Ito fabrique des lunettes personnalisées avec l’ambition affichée que celles-ci soient à la mode et à des prix abordables. Nous avons rencontré son créateur Mehdi Mkinsi pour en savoir plus. Cet architecte de formation et qui avait une entreprise de livraison de nourriture à Bruxelles, est revenu au Maroc en 2016 pour aider sa mère dans son magasin de lunettes. Il a remarqué que les lunettes étaient assez chères et que la plupart des Marocains n’avaient pas d’autres options abordables.

Il s’est rendu compte que seules trois grandes entreprises possédaient 80 % de l’industrie de la lunetterie, et il a donc décidé de créer une marque de lunettes abordable pour l’Afrique, en commençant par le Maroc. Mehdi a commencé à concevoir la collection de lunettes Ito en 2017, en utilisant ses compétences d’architecte. En 2020, en pleine pandémie, la marque Ito est née. Entretien.

Vous avez lancé l’entreprise Ito pendant la pandémie Covid-19 et le confinement général. Cela signifie-t-il que vous avez tout misé sur le numérique ?

Ce n’est pas ce qui était prévu initialement. Il était question pour nous de lancer Ito avant le confinement. Mais à l’annonce de cette nouvelle, nous avons dû repenser tout notre business model et le basculer exclusivement vers le digital très rapidement. Cela a été possible avec des outils très innovants comme l’essai virtuel de notre collection grâce à des filtres créés sur Instagram. Notre approche « digital-first » a très vite fait partie intégrante de notre ADN.

Qu’est-ce qui vous a permis de réussir dans un contexte difficile pour les PME ?

Disons que nous avons eu de la chance de ne pas lancer Ito avant le Covid-19. Pendant le confinement, nous avons réussi à créer une communauté particulièrement engagée. Notre communauté a été très enthousiaste à l’idée qu’une marque marocaine puisse bousculer les codes de l’optique. En discutant longuement avec nos abonnés, nous avons appris des choses qui nous ont permis de réussir notre lancement en ligne et de comptabiliser plusieurs commandes par semaine uniquement sur Instagram.

Comment les médias sociaux vous ont-ils aidé à promouvoir votre entreprise ?

Notre raisonnement était simple : faute de pouvoir sortir durant le confinement, les gens communiquaient principalement avec leurs amis et leur famille par le biais de WhatsApp et Instagram. Nous avons donc axé toute notre stratégie de lancement sur le bouche-à-oreille et le marketing de l’influence en amenant les gens à partager nos annonces le plus possible autour d’eux.

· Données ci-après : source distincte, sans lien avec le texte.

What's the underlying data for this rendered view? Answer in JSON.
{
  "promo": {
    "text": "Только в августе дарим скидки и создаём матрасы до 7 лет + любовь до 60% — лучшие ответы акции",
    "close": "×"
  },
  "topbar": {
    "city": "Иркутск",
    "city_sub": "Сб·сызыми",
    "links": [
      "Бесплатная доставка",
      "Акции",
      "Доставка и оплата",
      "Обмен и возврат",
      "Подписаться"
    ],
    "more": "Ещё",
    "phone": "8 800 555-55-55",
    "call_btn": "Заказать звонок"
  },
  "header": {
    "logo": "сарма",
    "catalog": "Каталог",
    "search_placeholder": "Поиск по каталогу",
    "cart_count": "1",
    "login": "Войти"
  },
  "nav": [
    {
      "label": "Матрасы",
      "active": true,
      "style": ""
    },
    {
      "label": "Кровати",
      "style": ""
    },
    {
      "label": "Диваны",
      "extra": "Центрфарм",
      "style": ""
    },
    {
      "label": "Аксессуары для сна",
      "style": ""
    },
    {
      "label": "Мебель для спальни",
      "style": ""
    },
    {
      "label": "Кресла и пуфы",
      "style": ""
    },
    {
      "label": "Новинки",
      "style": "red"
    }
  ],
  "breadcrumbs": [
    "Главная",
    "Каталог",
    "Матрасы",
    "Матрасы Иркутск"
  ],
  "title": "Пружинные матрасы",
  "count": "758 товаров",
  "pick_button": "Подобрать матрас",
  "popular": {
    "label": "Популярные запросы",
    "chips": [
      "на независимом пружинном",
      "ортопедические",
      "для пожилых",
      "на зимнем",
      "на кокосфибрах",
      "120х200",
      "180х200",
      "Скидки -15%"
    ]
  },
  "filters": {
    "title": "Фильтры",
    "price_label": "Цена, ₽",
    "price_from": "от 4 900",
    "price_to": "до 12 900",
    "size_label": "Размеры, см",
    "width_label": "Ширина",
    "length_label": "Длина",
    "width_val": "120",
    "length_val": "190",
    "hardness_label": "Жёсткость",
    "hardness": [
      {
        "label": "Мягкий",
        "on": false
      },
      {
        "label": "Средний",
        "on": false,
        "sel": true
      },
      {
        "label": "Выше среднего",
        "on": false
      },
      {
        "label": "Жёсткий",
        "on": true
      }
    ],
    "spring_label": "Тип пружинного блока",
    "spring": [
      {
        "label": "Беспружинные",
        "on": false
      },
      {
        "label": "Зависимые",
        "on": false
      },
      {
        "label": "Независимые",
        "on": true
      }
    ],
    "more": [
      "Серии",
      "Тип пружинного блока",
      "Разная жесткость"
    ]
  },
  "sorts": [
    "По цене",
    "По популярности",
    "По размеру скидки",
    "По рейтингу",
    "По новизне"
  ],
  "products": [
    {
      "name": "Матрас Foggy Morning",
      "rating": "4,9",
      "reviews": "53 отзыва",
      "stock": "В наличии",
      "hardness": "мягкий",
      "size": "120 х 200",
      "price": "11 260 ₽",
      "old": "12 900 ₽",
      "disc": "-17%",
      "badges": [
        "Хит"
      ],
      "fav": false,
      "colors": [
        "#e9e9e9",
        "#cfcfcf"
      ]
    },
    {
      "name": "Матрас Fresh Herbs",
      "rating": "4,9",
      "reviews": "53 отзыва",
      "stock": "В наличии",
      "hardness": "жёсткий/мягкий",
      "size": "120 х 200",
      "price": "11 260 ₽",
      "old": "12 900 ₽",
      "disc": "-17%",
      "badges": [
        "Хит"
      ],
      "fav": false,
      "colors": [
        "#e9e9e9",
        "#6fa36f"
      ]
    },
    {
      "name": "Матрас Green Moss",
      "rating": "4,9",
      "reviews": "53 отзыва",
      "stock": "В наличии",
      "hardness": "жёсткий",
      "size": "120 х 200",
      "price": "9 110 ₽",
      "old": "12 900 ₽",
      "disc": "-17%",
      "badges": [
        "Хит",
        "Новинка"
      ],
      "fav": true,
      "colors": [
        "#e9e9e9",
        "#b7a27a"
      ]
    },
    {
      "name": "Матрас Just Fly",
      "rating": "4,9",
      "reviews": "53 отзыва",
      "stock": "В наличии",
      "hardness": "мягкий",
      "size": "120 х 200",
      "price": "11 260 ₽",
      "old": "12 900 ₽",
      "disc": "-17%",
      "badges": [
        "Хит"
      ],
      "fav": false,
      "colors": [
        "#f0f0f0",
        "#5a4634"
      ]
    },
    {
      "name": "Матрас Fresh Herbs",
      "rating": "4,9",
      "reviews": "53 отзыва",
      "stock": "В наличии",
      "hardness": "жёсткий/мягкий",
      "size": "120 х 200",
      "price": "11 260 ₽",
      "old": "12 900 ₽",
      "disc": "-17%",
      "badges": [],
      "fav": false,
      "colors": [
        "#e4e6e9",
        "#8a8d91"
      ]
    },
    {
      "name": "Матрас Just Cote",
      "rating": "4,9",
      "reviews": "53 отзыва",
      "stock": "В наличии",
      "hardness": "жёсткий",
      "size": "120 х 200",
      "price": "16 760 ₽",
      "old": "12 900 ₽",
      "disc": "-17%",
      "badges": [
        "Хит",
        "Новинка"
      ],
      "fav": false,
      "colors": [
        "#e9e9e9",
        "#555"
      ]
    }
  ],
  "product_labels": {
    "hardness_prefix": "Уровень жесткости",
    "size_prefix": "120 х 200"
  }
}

Pour atteindre plus de personnes et créer un look dynamique pour la marque, j’ai établi un partenariat avec des influenceurs des réseaux sociaux. J’ai profité d’Instagram Shop pour afficher diverses lunettes avec des liens pour les acheter sur le site web d’Ito. J’ai également utilisé le filtre 3D d’Instagram Stories pour créer une collection de lunettes Ito que les clients peuvent essayer virtuellement sur les produits. Et cela a marché ! Aujourd’hui, près de 70% de nos clients ont découvert Ito sur d’Instagram.

Quel bilan tirez-vous de vos actions digitales ?

Je suis convaincu que l’avenir du commerce de détail et des marques en général est un mélange entre le digital et l’offline. Le défi est de réussir à recréer une expérience de marque qui mélange les deux univers.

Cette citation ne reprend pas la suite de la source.